Sömürünün ve işgalin yanı sıra, askeri operasyonları, sömürge devletler ve lejyonlar oluşturarak, lejyoner valilikler ve askeri birliklerle, hem yönetiyor, hem sömürüyorlardı!
Sömürdükleri ülkelere baskı ve ölüm yolu ile boyun eğdirerek, onların hem insan kaynaklarını, hem de değerli madenleri ve mallarını alıp ülkelerine naklederlerdi!
Daha sonra emperyalist ülkeler o uzak memleketlere, binlerce ve yüzbinlerce asker gönderip, eğitimli elamanlarını o topraklarda heba etmelerinin maliyetini hesaplarlarken, bu sömürü düzenini değiştirme kararı aldılar!
Bundan sonra kendi siyasi ve yönetim rejimleri ile bu insanlara sözde bağımsızlık verdirerek, kendilerine bağlı idarecilere bu toprakları bırakıp, kaynakları onların elleri ile kendi memleketlerine taşıma sistemi oluşturdular!
Birçok Asya, Afrika, Ortadoğu ülkelerinin başına sözde darbeler yaptırarak, kendilerine bağımlı, ordu ve siyasi yönetimler veya diktatörleri yerleştirerek, çekildiler!

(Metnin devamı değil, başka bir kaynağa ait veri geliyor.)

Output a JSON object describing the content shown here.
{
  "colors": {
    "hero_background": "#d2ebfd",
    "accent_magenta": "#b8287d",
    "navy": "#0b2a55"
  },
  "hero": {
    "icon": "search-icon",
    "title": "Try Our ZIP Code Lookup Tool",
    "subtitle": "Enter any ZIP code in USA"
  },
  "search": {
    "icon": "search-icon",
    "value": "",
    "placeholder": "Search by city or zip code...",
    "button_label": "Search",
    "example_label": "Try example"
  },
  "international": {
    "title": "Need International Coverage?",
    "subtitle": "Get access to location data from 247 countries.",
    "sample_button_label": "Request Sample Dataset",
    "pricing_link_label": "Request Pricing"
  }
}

Ama sömürü ve kan emme, talan ve vurgunlar, bozulma ve yozlaşmalar aynı hızda ve şiddette devam etmekteydi!
Çağımızda, direk olarak, işgal yolu ile veya vali ve ordu sistemi oluşturarak değil, kendilerine bağlı yönetimlere, çeşitli vergi, faiz ve ekonomik yönetim şekilleri ile sömürmek ve işgali devam ettirmek…

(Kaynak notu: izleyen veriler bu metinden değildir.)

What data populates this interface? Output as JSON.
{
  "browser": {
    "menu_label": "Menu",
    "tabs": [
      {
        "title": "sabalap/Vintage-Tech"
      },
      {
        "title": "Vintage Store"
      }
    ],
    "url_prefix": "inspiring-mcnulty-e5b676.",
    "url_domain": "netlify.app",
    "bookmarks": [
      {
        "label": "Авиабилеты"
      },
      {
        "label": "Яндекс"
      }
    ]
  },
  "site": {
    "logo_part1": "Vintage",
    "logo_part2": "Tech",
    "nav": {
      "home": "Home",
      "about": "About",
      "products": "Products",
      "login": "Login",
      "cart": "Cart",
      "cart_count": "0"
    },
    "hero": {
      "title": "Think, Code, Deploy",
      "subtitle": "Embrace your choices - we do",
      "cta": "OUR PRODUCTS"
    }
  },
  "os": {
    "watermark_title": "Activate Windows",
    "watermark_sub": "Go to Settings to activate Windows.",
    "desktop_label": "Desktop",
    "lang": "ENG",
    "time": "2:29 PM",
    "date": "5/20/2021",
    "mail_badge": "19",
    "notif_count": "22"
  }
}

Kime yerde buna demokrasi, cumhuriyet, yarı cumhuriyet veya liberal adı altında, krallık veya başkanlık sistemleri…
Bakın bizim ülkeye bazı yönetim şekilleri veya yumuşama adı altında, sömürmek ve yeniden yönetmek adına çıkardıkları silahın adına?

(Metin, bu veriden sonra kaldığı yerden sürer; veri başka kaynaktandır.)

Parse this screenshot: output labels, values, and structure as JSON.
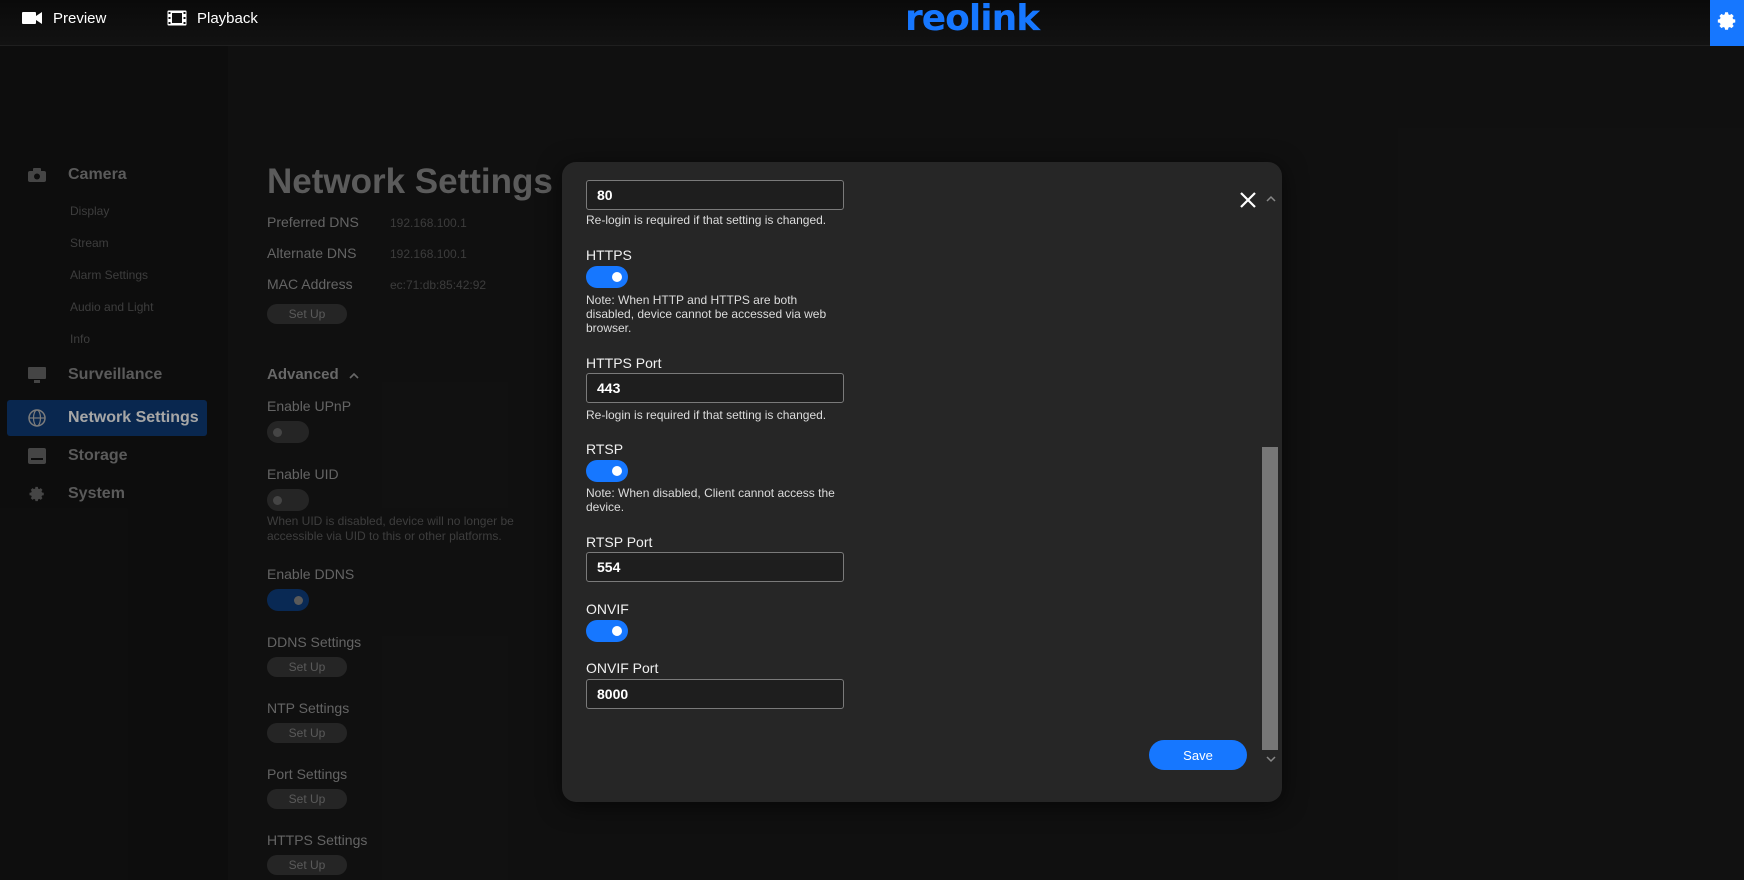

Vergi ve SGK borçlarının ödenmesi, ödenmediği takdirde kaynaktan kesilmesi, bu da olmazsa, icra ve haciz yolu ile cebren veya hileyle alınması!
İşte yeni yönetim ve sömürünün adı, buna da demokratik yumuşama adı altında en açık şekli ile halktan intikam alarak, halkı hizaya getirmek!
Bu kararın karşısında her ne kadar CHP’li belediyeler ve CHP durmakta ise de, Kürt illerinde ve özellikle DEM’li belediyelerde çok fazla vergi ve SGK primi olduğunu duvarlara asılan pankartlarda görmekteyiz!
Bu belediyelere kazandıklarını pişman etmek ve hizmeti aksatarak, onların bir daha seçilmemesini sağlamaya yönelik yeni bir siyasi politika olarak değerlendirmekteyim.
Bu yasal şartlarda ise kamu yararına olan kaynaklara el konulması her ne kadar uygun değilse de, buna uygun bir yasal düzenleme ile kaynaktan kesilecek, belediye gelirleri sonucu…
Hiçbir hizmet yapılamayacağı gibi, bunun başka bir adı ise bu borçlu belediyelerin, personel maaşlarını ödeye merek, işten çıkarma, grev, lokavt ve eylemlerle boğuşması anlamına gelmektedir!